Touring artists are reconsidering plans play the UK because of the lack of detail surrounding touring regulations post Brexit.
“One of my artists called me up and said I’m not confirming that show until I find out what’s happening with Brexit, which I understood totally," he said.
"If you’re big time, you’ll probably swallow up the costs, but I’ve also got a major artist touring next year who’s worried about it already, but if you’re up-and-coming or mid-range, it’s going to cost you more money. They’re all uncertain about it. The whole thing is insanity, it puts everything in disarray and it has harmed the rate of the dollar and the euro against the pound, which affects everything we do.”
With tour routings for many acts including the UK as part of a wider European tour, Giddings said new red tape could have an extra impact on British shows.
The whole point of touring is to make it as economically viable as possible
"Before we were in Europe, we used to have to import and export our equipment in and out of every country. You used to have a thing called a carnet, when you have to write down every piece of equipment that goes in and pay a deposit on it against every piece of equipment going out," he recalled.
"It’s much more paperwork. Nobody knows what it means. In terms of customs, is it going to take longer to get in and out? Because once you have a travel day on a tour, the overhead goes up. The whole point of touring is to make it as economically viable as possible. If you can get five shows a week, that’s great. But if you can only get three shows a week, you’re in shit street."

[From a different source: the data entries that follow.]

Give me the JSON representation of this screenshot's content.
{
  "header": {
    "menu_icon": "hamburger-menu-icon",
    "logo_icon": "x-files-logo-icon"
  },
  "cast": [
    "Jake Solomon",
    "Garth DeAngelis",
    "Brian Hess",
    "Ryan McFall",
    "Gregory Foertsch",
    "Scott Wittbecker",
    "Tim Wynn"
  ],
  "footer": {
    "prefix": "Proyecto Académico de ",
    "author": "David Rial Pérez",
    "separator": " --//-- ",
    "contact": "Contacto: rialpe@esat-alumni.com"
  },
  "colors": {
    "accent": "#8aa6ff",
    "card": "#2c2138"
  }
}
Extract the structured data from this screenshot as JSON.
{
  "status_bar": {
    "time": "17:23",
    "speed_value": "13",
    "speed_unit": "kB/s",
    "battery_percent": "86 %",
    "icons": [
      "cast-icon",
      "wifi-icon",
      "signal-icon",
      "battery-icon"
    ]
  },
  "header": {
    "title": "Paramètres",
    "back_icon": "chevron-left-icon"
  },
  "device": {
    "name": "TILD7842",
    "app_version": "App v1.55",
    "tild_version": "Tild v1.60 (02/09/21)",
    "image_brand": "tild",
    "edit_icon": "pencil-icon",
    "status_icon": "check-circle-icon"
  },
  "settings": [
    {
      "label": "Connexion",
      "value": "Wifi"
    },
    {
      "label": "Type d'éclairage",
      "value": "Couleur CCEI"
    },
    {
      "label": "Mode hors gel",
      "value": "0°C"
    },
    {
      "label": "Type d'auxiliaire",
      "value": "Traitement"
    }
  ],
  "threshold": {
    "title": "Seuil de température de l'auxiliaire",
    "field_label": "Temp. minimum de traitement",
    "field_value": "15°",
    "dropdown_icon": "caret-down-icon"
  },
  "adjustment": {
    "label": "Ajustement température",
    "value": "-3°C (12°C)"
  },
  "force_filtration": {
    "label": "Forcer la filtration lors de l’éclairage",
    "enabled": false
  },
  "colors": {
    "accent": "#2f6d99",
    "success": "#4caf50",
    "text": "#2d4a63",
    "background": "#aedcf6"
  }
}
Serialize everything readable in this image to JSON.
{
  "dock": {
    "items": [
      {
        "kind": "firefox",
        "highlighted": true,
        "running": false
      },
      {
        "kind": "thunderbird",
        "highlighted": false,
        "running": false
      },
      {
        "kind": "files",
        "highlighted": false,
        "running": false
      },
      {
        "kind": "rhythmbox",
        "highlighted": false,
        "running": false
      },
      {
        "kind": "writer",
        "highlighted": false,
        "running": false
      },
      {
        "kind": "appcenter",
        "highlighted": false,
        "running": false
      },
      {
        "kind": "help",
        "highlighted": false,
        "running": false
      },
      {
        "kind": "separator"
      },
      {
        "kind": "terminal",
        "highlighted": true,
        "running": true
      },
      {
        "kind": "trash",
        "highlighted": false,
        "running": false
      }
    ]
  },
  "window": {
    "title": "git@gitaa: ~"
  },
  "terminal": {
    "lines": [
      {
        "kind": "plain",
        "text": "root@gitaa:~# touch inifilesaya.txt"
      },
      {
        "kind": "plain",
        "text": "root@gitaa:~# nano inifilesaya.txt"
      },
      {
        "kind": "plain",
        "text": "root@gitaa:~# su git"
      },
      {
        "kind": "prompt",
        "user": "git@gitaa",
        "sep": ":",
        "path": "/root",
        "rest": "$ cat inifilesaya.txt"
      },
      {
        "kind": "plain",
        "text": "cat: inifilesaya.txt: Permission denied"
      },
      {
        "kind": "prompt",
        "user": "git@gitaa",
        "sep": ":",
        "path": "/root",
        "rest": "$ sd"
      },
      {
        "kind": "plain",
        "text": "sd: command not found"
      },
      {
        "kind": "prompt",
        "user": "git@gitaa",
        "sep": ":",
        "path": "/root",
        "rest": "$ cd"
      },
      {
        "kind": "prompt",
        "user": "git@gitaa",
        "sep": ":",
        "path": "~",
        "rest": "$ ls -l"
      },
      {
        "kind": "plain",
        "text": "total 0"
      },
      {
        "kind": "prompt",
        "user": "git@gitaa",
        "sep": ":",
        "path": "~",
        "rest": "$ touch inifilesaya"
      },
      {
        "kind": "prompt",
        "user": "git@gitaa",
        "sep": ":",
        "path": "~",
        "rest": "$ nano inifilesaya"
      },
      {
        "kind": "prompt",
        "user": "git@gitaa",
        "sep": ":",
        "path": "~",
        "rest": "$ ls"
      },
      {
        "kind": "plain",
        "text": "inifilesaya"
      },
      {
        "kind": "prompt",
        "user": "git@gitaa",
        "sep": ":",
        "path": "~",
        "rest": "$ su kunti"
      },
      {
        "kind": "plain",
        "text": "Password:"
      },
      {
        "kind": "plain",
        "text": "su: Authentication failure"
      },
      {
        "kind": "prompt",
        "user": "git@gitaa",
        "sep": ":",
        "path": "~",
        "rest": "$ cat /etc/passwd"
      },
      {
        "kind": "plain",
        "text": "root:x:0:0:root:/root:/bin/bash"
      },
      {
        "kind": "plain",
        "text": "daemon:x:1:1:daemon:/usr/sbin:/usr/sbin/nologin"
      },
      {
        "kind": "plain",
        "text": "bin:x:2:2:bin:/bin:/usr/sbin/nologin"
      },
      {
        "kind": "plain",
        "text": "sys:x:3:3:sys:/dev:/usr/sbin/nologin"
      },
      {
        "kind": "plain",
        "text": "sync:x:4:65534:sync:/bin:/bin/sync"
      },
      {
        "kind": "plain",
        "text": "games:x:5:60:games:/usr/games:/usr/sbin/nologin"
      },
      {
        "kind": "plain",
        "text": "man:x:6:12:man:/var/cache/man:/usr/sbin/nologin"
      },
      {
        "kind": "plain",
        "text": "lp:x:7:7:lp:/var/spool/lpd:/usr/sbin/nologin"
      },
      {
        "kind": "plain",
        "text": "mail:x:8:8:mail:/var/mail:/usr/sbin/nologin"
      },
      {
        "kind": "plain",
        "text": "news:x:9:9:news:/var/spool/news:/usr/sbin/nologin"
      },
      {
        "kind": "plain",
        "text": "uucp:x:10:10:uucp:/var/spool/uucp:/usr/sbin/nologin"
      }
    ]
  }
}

He added the proposed 'border in the Irish Sea' between Northern Ireland and the rest of the UK as part of the Withdrawal Agreement could be especially chilling for touring there.
"I don’t know what it’s going to mean about Ireland. It’s expensive enough to get to Ireland in the first place," Giddings declared. "The paperwork you have to do already is horrendous, let alone with what is to come.”
Responding to criticism that tours go on around the world, and touring took place in Europe before the EU, Giddings said he did not believe those playing down the impending issues were at the sharp end of touring.
“I think they’re not the people who have to deal with it," he responded. "It’s all very well to criticise until you have to do the physical work yourself. Listen, I don’t know what the outcome’s going to be. My personal opinion is it’s insane, but I don’t speak on behalf of my clients.”